Àqueles que escolheram Marina Silva de última hora, sugiro que avaliem, no mínimo, o curioso passado da candidata que, apesar do expressivo percentual de intenções de voto, não encontra o mesmo apoio sequer em seu Estado de origem (o Acre). Se as coisas prosseguirem do modo como estão – e é bastante provável que assim seja – teremos um tenebroso 2º turno, no qual a escolha ficará entre o péssimo e o ruim. Uma pena!
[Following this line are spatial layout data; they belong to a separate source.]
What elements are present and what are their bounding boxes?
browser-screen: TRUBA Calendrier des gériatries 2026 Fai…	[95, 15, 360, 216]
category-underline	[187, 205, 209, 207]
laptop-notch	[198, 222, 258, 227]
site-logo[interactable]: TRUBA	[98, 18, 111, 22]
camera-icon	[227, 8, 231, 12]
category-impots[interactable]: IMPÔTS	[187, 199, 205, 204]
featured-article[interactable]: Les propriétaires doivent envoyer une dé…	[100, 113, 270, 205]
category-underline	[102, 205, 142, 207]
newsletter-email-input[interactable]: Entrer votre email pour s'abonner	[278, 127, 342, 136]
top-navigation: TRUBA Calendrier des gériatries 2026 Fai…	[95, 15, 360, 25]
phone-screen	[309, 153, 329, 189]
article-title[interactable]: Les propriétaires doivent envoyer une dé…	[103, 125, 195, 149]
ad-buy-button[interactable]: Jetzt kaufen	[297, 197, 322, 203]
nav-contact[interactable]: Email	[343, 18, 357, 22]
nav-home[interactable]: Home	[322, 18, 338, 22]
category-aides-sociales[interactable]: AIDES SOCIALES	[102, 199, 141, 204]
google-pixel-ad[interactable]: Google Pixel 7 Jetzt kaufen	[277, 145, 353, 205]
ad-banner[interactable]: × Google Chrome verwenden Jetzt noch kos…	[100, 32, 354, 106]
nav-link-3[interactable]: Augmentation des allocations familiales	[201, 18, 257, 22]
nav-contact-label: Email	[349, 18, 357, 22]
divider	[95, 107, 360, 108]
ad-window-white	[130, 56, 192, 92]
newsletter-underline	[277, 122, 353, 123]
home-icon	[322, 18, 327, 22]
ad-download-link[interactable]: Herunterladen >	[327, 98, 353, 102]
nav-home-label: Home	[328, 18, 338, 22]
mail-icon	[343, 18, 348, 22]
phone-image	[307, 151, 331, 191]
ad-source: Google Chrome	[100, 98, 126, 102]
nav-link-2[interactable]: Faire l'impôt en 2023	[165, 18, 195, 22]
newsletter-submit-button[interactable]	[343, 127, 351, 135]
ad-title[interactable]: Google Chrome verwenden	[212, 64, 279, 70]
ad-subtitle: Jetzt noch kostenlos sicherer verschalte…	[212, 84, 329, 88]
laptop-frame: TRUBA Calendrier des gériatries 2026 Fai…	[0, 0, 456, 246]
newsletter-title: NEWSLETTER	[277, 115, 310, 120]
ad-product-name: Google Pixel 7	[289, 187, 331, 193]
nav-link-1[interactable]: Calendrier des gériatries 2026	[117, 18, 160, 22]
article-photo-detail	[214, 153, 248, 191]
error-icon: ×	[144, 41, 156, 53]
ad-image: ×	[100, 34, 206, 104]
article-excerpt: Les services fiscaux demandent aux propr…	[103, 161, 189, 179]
Luiz Fernando de Camargo Prudente do Amaral, Advogado, Professor da Faculdade de Direito de São Bernardo do Campo e da Faculdade de Direito da Universidade Paulista, Doutorando e Mestre em Direito pela Pontifícia Universidade Católica de São Paulo, Especialista em Direito Público pela Escola Paulista da Magistratura, Especialista em Direito Penal Econômico e Europeu pela Faculdade de Direito da Universidade de Coimbra-Portugal, Presidente da Comissão de Direito Econômico da 93ª Subseção da OAB/SP – Pinheiros, associado ao Instituto Brasileiro de Ciências Criminais – IBCCRIM e à Associação Nacional de Direitos Humanos, Pesquisa e Pós-Graduação – ANDHEP, autor de livros e artigos jurídicos, mantenedor do site http://www.cidadaniadireitoejustica.wordpress.com.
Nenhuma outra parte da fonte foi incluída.